MIFF 2014 Critics Campus review: My Name is Salt
Published: August 10, 2014 – 2:42PM
An absorbingly visual story about the lives of some of the 40,000 people who flock to the Indian desert for eight months each year to work the salt pans.
It’s rare that a film can so elegantly encapsulate essential truths about humanity, and yet MIFF this year features two documentaries with overlapping titles that do exactly that. The Salt of the Earth focuses on the career of photographer Sebastiao Selgado, whose life’s work represents a process of artistic and natural regeneration. Farida Pacha’s My Name is Salt takes a microcosmic approach, detailing the lives of some of the 40,000 people who flock to the Indian desert for eight months each year to work the salt pans. Pacha, alongside cinematographer Lutz Konermann and editor Katharina Fiedler, has crafted an absorbingly visual story. One family’s gruelling toil becomes a rhythmic, graceful life cycle in itself; when their work is done, the arid desert is transformed by monsoons and the salt pans wash away.
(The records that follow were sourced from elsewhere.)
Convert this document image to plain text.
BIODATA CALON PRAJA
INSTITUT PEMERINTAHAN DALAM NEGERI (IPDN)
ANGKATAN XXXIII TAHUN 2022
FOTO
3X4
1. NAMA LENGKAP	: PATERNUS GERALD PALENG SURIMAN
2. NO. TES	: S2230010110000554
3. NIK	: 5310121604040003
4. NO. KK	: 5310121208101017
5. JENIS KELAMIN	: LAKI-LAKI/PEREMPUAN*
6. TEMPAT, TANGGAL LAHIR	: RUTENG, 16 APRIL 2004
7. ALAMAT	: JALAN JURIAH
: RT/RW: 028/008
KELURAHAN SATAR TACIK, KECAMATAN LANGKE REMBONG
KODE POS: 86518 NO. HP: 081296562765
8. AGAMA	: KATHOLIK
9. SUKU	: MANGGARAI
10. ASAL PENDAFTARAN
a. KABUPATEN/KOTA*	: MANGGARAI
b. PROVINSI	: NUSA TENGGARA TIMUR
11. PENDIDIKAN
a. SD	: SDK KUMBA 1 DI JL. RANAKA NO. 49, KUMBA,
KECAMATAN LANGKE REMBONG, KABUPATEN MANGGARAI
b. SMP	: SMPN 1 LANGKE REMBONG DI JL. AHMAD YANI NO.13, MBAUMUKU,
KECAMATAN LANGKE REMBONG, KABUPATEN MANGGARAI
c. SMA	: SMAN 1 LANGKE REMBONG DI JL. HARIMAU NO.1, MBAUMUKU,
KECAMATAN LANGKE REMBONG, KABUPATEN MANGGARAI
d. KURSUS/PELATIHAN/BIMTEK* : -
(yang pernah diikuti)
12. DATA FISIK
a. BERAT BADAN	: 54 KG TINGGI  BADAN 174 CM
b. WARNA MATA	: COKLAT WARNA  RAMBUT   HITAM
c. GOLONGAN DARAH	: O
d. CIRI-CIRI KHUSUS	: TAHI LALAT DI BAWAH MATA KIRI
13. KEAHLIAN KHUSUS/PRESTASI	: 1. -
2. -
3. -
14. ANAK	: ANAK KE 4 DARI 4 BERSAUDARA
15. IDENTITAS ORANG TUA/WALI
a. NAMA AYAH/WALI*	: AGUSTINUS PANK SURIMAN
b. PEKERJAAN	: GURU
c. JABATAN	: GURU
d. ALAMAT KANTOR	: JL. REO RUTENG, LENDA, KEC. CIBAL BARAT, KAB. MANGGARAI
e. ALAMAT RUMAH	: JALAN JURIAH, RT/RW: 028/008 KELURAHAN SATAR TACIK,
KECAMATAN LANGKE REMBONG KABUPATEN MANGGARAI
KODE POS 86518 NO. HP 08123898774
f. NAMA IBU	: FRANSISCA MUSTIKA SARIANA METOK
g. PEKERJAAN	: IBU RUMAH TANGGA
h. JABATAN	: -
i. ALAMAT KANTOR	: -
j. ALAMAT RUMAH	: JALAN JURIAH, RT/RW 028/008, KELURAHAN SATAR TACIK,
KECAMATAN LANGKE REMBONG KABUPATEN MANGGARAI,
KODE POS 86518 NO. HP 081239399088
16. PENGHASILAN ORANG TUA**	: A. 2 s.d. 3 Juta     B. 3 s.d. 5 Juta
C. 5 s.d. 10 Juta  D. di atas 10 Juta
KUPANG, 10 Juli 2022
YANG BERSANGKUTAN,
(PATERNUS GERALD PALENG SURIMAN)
Each minute action and interaction with the scorched landscape is presented in exquisite compositions, observing the workers from a contemplative distance. But Pacha never detaches the audience from their struggle. While the work is menial, there is a devastating poetry to it: the workers are unquestionably being exploited, but they will return every year just to eke out a livelihood from the broken terrain – the true salt of the earth.